There was music. Lots of it.
Some singing. (Would you expect any less?)
And shouting! (Mostly the kids, but I got a few words in too.)



We met with over 800 kids during the assemblies and got a sense for how the school district planned to use My Special Word. I'll say,
when the kids read your books prior to your visit,
when they've visited the website to view your videos,
when they've had conversations with their peers, teachers, and administrators about the mission of the program,
well, that PREPARATION leads to super engaged kiddos during the assembly! Their energy was electrifying. Great participation and even better questions.



Dwight was thoughtful while I worked on each book. But, I'll tell you, working with him at our school and community visits is HUMBLING. This man has smiles for DAYS and a passion for children that warms my heart.

MY SPECIAL WORD, illustrated by Beth Bogert

When Dwight left, the picture book's very talented illustrator stepped in. Beth Bogert was artist residency at the primary school, while I worked with the intermediate level students. Each of us designed a workshop to deepen the program's message and tie into the books we created. Beth worked with our picture book, while I used the chapter book. Beth worked in the art room, while I worked with the intermediate school's librarian. #DREAMLIFE




During my week I was able to teach 21 classes, 18 classrooms and 3 small groups. It felt like coming home for many reasons...

The fast pace of a teacher lifestyle-- one class to the next to the next, each one bringing something different to the lesson.

The welcoming way of the entire school district-- from the highly engaged principal to the teachers, to the librarian and her assistant, to the kids, each person I met was friendly, positive, and embraced the books, the program, and me with open arms.

There was something else that felt familiar.


HOPE.

In 2001 I stood in front of my third graders on September 12th. Overnight the world had changed around us, and yet, those kids filled me with hope for our future. They were kind and generous. They were hard working and resilient. Today, some of those kids are teachers, nurses, and army officers.

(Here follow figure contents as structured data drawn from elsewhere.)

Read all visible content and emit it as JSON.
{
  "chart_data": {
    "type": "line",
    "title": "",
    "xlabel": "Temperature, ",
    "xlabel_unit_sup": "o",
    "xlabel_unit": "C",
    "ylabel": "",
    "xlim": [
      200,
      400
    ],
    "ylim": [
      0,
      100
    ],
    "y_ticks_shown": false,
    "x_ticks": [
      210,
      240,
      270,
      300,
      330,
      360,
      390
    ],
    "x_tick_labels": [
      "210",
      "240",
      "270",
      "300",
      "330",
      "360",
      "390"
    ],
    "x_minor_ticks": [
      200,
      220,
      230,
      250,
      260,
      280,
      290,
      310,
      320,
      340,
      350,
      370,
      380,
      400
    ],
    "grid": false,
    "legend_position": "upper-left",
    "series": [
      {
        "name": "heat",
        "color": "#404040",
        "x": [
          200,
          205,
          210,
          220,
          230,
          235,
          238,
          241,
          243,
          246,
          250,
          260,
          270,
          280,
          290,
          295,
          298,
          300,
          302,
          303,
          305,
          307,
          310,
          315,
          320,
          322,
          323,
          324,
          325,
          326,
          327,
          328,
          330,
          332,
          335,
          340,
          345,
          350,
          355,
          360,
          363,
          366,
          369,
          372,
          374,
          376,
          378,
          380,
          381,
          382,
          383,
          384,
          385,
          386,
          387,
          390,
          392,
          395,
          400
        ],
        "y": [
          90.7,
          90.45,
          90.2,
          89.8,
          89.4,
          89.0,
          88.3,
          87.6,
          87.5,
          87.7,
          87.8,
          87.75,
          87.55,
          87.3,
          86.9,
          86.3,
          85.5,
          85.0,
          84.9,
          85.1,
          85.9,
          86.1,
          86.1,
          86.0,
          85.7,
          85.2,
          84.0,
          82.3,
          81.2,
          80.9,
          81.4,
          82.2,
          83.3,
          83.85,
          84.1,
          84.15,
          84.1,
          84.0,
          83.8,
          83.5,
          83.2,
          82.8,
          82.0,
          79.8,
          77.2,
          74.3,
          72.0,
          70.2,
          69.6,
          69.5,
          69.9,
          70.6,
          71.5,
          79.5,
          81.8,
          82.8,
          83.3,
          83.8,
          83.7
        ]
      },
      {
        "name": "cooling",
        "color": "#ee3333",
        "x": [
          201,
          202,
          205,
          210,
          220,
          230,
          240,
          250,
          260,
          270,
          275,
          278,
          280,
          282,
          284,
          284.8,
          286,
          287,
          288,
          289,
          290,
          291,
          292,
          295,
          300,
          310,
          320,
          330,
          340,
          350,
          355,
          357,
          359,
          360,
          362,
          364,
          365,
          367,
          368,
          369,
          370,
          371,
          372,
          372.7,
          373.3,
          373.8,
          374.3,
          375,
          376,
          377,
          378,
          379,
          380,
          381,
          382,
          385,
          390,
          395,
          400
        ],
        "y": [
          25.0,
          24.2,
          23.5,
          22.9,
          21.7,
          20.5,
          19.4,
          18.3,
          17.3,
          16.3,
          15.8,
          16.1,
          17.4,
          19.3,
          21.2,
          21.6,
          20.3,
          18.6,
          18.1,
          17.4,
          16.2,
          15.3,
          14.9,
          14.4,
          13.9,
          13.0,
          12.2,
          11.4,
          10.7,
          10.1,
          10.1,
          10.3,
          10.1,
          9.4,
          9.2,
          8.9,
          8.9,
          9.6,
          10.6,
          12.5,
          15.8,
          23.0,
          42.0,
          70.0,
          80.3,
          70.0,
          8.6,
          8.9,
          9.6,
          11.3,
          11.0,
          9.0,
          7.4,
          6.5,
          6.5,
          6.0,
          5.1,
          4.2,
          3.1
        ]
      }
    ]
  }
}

Last week I got to see the faces of children and listen to their conversations about kindness, compassion, goals, and dreams. Of late (and certainly last week) the world spews hate in our faces, but the kids that I met last week and the teachers who inspire them, radiated hope.

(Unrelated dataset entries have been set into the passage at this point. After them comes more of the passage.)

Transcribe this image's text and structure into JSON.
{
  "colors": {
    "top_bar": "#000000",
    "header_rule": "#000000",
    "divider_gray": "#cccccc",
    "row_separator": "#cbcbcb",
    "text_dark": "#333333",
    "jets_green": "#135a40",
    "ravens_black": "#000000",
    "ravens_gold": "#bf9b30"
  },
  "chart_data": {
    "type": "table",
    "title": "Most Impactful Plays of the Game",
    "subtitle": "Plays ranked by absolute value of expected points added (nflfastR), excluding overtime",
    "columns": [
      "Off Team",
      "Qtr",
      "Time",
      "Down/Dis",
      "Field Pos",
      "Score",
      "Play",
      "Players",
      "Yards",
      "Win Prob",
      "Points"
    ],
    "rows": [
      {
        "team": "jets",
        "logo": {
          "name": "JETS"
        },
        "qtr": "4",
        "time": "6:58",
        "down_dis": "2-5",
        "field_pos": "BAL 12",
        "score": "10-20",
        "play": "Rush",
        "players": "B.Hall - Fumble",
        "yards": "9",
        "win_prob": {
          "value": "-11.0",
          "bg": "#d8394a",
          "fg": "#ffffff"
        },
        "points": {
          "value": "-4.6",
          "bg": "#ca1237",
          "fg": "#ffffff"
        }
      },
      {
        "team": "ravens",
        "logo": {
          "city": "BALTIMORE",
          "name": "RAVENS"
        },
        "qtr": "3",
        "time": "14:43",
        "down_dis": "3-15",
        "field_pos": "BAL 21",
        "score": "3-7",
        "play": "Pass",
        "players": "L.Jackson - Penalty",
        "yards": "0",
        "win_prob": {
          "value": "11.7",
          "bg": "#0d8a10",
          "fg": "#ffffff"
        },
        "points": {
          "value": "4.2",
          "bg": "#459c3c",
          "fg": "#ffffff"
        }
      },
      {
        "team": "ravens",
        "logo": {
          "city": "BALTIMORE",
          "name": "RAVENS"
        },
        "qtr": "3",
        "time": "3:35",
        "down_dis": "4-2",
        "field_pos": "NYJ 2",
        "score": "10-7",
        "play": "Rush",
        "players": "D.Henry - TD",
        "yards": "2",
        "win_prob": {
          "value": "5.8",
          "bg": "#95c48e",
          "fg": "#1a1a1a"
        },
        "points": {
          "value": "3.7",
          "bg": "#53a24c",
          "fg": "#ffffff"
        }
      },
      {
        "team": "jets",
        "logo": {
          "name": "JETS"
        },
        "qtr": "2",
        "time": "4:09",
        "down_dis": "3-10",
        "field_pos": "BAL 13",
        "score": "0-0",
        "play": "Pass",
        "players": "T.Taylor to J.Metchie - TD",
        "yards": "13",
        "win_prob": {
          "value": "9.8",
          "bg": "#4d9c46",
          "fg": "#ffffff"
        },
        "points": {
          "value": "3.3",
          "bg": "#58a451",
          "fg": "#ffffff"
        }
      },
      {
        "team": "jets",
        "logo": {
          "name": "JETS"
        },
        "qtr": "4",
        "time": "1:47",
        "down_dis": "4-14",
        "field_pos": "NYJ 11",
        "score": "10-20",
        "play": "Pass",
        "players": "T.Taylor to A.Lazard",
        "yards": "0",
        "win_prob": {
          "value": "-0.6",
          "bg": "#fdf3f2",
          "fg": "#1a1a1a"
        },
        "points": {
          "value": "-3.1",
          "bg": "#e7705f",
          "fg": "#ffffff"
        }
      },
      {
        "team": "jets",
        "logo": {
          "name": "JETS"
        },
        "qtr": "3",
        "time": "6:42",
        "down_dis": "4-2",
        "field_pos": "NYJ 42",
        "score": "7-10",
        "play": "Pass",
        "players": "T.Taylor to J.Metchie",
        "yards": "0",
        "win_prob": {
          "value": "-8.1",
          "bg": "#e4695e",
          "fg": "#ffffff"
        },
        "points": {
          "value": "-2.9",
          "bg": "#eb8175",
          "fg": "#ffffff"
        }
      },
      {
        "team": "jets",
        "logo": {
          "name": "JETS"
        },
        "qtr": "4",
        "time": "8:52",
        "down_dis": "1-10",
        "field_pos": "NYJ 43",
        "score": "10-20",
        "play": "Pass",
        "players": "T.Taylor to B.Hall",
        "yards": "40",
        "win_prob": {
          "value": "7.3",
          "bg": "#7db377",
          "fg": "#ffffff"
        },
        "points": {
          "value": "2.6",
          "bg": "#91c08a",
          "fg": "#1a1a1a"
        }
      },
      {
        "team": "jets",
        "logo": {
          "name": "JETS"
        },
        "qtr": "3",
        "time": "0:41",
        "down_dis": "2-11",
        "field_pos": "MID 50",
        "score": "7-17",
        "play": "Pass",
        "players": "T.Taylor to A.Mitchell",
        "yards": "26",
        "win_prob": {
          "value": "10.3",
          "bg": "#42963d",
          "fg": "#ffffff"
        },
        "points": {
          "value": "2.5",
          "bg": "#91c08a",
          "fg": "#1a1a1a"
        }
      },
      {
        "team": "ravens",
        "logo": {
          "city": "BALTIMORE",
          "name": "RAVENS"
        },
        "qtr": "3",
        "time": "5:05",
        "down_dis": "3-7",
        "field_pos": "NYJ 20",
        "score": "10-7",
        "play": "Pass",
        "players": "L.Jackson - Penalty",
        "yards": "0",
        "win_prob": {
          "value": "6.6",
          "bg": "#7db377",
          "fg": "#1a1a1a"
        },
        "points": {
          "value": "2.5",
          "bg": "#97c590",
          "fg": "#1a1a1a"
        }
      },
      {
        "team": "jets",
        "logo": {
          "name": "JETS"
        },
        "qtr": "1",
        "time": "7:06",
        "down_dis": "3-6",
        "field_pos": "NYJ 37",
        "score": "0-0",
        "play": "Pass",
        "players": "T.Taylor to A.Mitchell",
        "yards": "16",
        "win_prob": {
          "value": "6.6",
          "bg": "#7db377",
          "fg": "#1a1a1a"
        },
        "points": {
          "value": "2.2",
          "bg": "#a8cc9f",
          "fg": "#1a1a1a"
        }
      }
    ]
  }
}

Here is a note from one of the teachers:



The kids offered writing like:

"You've got to be kind with words and actions, and maybe actions are where it's at."  -4th grade student

"In my heart I trust myself." -4th grade student

"In my heart I hope I can always help others, even if it is hard for me." -3rd grade student

"My word is HEARING-aid because I want to communicate with my family and friends. I need my hearing aid to listen but they need help to listen too." -5th grade student

"I love LOVE." - 3rd grade student

"I am proud of the person I am. I am a thinker and even though I am competitive, I try to be a good sport. I think if I can be a good sport in life not just in games that I will always be proud of myself." -4th grade student


Facilitating their writing was an honor, but the conversations that took place were better than any  paper and pen could capture. One afternoon, I looked out into the hallway between classes. An adult stopped a child who was hurrying along, and said, "WHAT's YOUR WORD?" The two-minute conversation between them was a flash in the day. But he connected with her, and she connected with him. Two very different people in the busy pace of life connected about a choice that each made. Each able to listen to the other's reasonings behind the choice. Well, that gives me hope too.

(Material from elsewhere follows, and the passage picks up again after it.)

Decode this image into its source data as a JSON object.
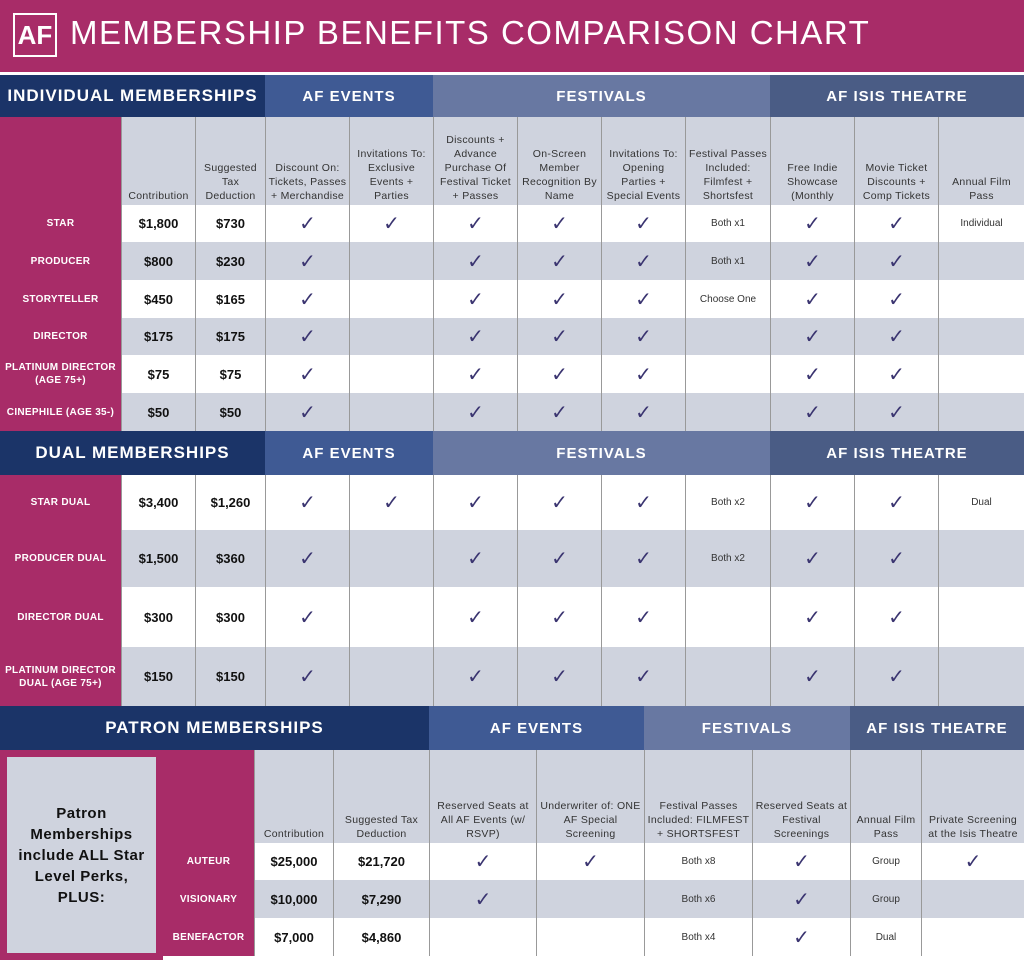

The rainbow mask, the banana, the golden top hat... Those became part of the celebration at the end of our writer's workshop, because who wouldn't celebrate after a school visit like this! A special thanks to the Wayne Highlands School District for their generosity and for MAKING the program a part of their school. Even more, thank you for giving your students a chance to engage, converse, listen, and share. You are making the world a better place.